Genotype of offspring from Gata4H2B-GFP/+×Gata4H2B-GFP/+ matings

Cre-mediated excision of the LoxP-flanked H2B-GFP-4×PolyA generated a Gata4FLAG allele that encodes an N-terminal 3×FLAG tagged GATA4 fusion protein. Western blot of individual E7.5 littermate embryos from a Gata4FLAG/+ and wild-type mating demonstrated GATA4-FLAG protein expression in those embryos that presumably inherited the Gata4Flag allele. The GATA4-FLAG fusion protein had an approximate molecular weight of 47 kDa, in agreement with its predicted size. Gata4FLAG heterozygous and homozygous mice were viable and fertile (Table S1). This suggests that the GATA4-FLAG protein fusion does not markedly disrupt GATA4 protein function, due to the absence of early embryonic lethality that is seen in Gata4 null mice.

Primitive endoderm cells express Gata4H2B-GFP reporter at the blastocyst stage

Uncommitted ICM cells of the blastocyst co-express the transcription factors NANOG and GATA6, a pattern that is gradually and asynchronously resolved as cells become specified between the 32–100 cell stages to NANOG+ Epi cells and GATA6+ PrE cells (Saiz et al., 2016b; Plusa et al., 2008; Chazaud et al., 2006).
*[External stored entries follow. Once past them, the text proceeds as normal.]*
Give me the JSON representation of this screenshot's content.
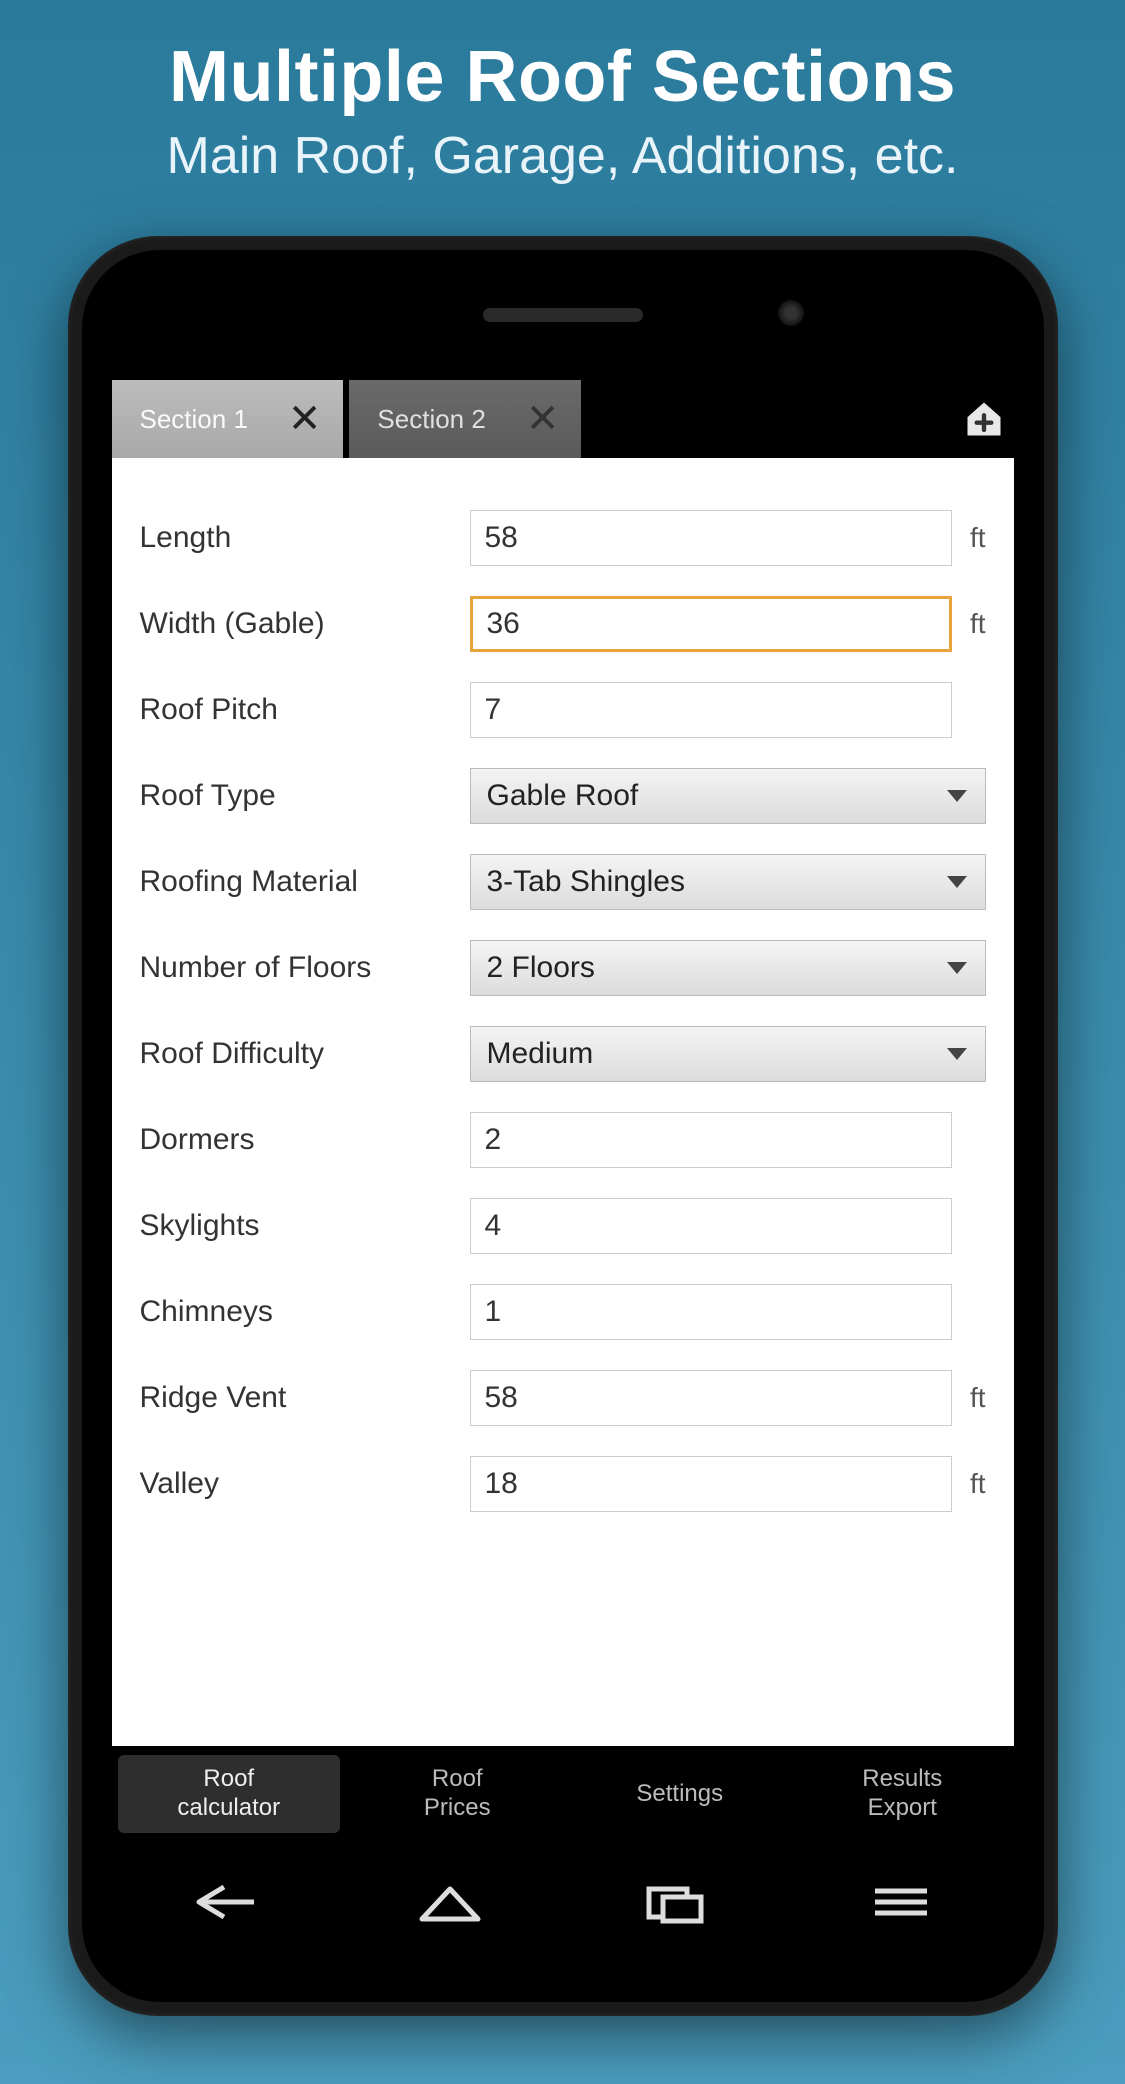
{
  "promo": {
    "title": "Multiple Roof Sections",
    "subtitle": "Main Roof, Garage, Additions, etc."
  },
  "tabs": [
    {
      "label": "Section 1",
      "active": true
    },
    {
      "label": "Section 2",
      "active": false
    }
  ],
  "form": {
    "length": {
      "label": "Length",
      "value": "58",
      "unit": "ft"
    },
    "width": {
      "label": "Width (Gable)",
      "value": "36",
      "unit": "ft"
    },
    "pitch": {
      "label": "Roof Pitch",
      "value": "7"
    },
    "roof_type": {
      "label": "Roof Type",
      "value": "Gable Roof"
    },
    "material": {
      "label": "Roofing Material",
      "value": "3-Tab Shingles"
    },
    "floors": {
      "label": "Number of Floors",
      "value": "2 Floors"
    },
    "difficulty": {
      "label": "Roof Difficulty",
      "value": "Medium"
    },
    "dormers": {
      "label": "Dormers",
      "value": "2"
    },
    "skylights": {
      "label": "Skylights",
      "value": "4"
    },
    "chimneys": {
      "label": "Chimneys",
      "value": "1"
    },
    "ridge_vent": {
      "label": "Ridge Vent",
      "value": "58",
      "unit": "ft"
    },
    "valley": {
      "label": "Valley",
      "value": "18",
      "unit": "ft"
    }
  },
  "bottomnav": [
    {
      "line1": "Roof",
      "line2": "calculator",
      "active": true
    },
    {
      "line1": "Roof",
      "line2": "Prices",
      "active": false
    },
    {
      "line1": "Settings",
      "line2": "",
      "active": false
    },
    {
      "line1": "Results",
      "line2": "Export",
      "active": false
    }
  ]
}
PrE specification and lineage maturation follows a sequential, hierarchical activation of the PrE lineage-specific markers; GATA6, PDGFRA, SOX17, GATA4 and SOX7 (Plusa et al., 2008; Arceci et al., 1993; Artus et al., 2011; Kurimoto et al., 2006; Niakan et al., 2010; Morris et al., 2010; Chazaud et al., 2006). Mature PrE cells express GATA4 from ∼58–63 cell stage blastocyst (Plusa et al., 2008).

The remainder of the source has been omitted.